Une peau jaune, verte, rouge, bleue. Une peau rugueuse, épaisse. Reptilienne ? Amphibienne, peut-être ? Une peau froide qui n’a rien d’humain.
Six caissons lumineux, habillés de cuir d’anguille teinté et cousu, sont accrochés légèrement en hauteur dans la salle. Leur présence entoure et domine le spectateur. La couleur tombée du ciel est le titre qui réunit ces pièces hybrides, mi-animales mi-circuit électrique. Un hommage au récit de science-fiction de H.P. Lovecraft, mais aussi un titre qui souligne leur entité en quelque sorte extraterrestre, sensation provoquée sûrement par ce mélange entre la texture du cuir, la lumière qui apparaît et disparaît au gré des mouvements du regardeur, et les longs et lourds câbles alimentant les pièces, laissés apparents.
Une peinture, généralement, ça ne se branche pas. Ces six caissons, sont comme des visiteurs d’une autre planète, ayant peut-être pour objectif de supplanter la peinture (leur format, leurs compositions, pourraient faire penser à des tableaux abstraits), comme cela arrive souvent dans les films de science-fiction : des entités se substituant aux habitants terrestres.
Les autres résidents de cette exposition semblent avoir la même idée derrière la tête : des papiers brouillon et du gaffer ont remplacé les compositions non-figuratives du début du XXe siècle, une multitude de visages féminins (un public) est comme piégée, gelée, derrière des paillettes de mica dans Audimat.
Les pièces que produit Marcel Devillers semblent souvent témoigner d’une même supplantation ou d’une absence dont il ne nous resterait que des traces quelque peu énigmatiques, un peu à l’image d’une coquille vide abandonnée par son habitant, mais ayant gardé la forme précise, exacte, peut-être moins du corps de ce dernier que de la présence et du passage de son locataire. La figure humaine n’y apparaît jamais ou presque, elle y est pourtant très présente.
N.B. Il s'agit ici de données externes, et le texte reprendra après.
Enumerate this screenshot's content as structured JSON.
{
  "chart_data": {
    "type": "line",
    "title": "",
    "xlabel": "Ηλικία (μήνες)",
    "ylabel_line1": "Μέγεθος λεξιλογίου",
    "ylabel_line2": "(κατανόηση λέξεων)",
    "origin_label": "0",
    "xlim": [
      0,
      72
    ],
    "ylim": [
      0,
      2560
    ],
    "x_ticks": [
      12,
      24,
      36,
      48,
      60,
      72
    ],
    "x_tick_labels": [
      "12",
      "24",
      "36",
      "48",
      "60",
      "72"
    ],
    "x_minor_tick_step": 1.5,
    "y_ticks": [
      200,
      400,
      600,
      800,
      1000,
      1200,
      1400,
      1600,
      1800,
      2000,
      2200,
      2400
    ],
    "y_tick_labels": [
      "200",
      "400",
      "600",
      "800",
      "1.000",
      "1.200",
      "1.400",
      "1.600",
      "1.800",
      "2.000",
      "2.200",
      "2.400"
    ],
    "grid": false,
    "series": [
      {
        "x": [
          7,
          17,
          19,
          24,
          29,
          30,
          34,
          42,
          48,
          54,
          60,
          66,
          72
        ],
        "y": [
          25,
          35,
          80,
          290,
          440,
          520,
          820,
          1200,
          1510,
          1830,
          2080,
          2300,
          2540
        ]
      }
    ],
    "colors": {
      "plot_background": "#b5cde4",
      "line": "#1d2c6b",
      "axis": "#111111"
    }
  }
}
Je vous les donne pour mille est une série de quatre étagères avec des objets divers : un tirage coloré d’une pierre précieuse, tel que l’on pourrait en trouver dans le monde publicitaire, accompagné d’autres éléments plus variés (des paillettes, un livre sur des papillons, des petites pierres, la carte postale d’un avion).
Néron, se serait servi d’une émeraude comme instrument d’optique pour contempler les combats de gladiateurs, en évitant ainsi la réverbération éblouissante du soleil. La pierre précieuse, par analogie, devient ainsi l’œil du regardeur, le cristallin (de l’empereur, le nôtre) se métamorphose en émeraude, saphir ou tourmaline.
Éprouver l’identique, une chaise longue minimaliste formée par trois miroirs n’est évidemment pas un élément de design invitant à son usage. Cette sculpture suggère plutôt la présence (ou l’absence) de quelqu’un, l’espace occupé par un corps et un regard tourné vers le haut, comme en contemplation, ou peut-être vers l’intérieur : une rêverie lors d’un sommeil profond.
Passage au moderne (après le lac) montre probablement de manière plus explicite ce caractère anthropomorphe présent dans les pièces de Marcel Devillers. La sculpture rappelle un personnage en mouvement (un peu à l’image du Nu descendant un escalier d’un autre Marcel), un personnage sortant du lac ? Il s’agit peut-être de Narcisse, saisi en pleine métamorphose avant de se transformer en fleur.
C’est que, dans la pratique du jeune artiste, à travers les transfigurations qui s’y profilent, on y flaire comme un danger ou un piège. Les choses, les mots, ne sont pas forcément ce qu’ils paraissent ou désignent. La séduction des matériaux haptiques qu’il utilise (les paillettes et surfaces miroitantes, la chaleur ou froideur du cuir, la douceur de la soie), les couleurs vives et joyeuses ont peut-être pour seul objectif de nous happer (ceci est vrai également pour le monde du cinéma, de la publicité ou de la mode, à qui l’artiste semble emprunter des références ou des codes visuels) : un peu comme la fleur carnivore attend l’insecte, brillant de milles couleurs, étrangement trop appétissante, curieusement trop facilement offerte. Celui qui chuchotait dans les ténèbres se livre à un jeu de prédation, dans lequel nous sommes et le spectateur et la victime.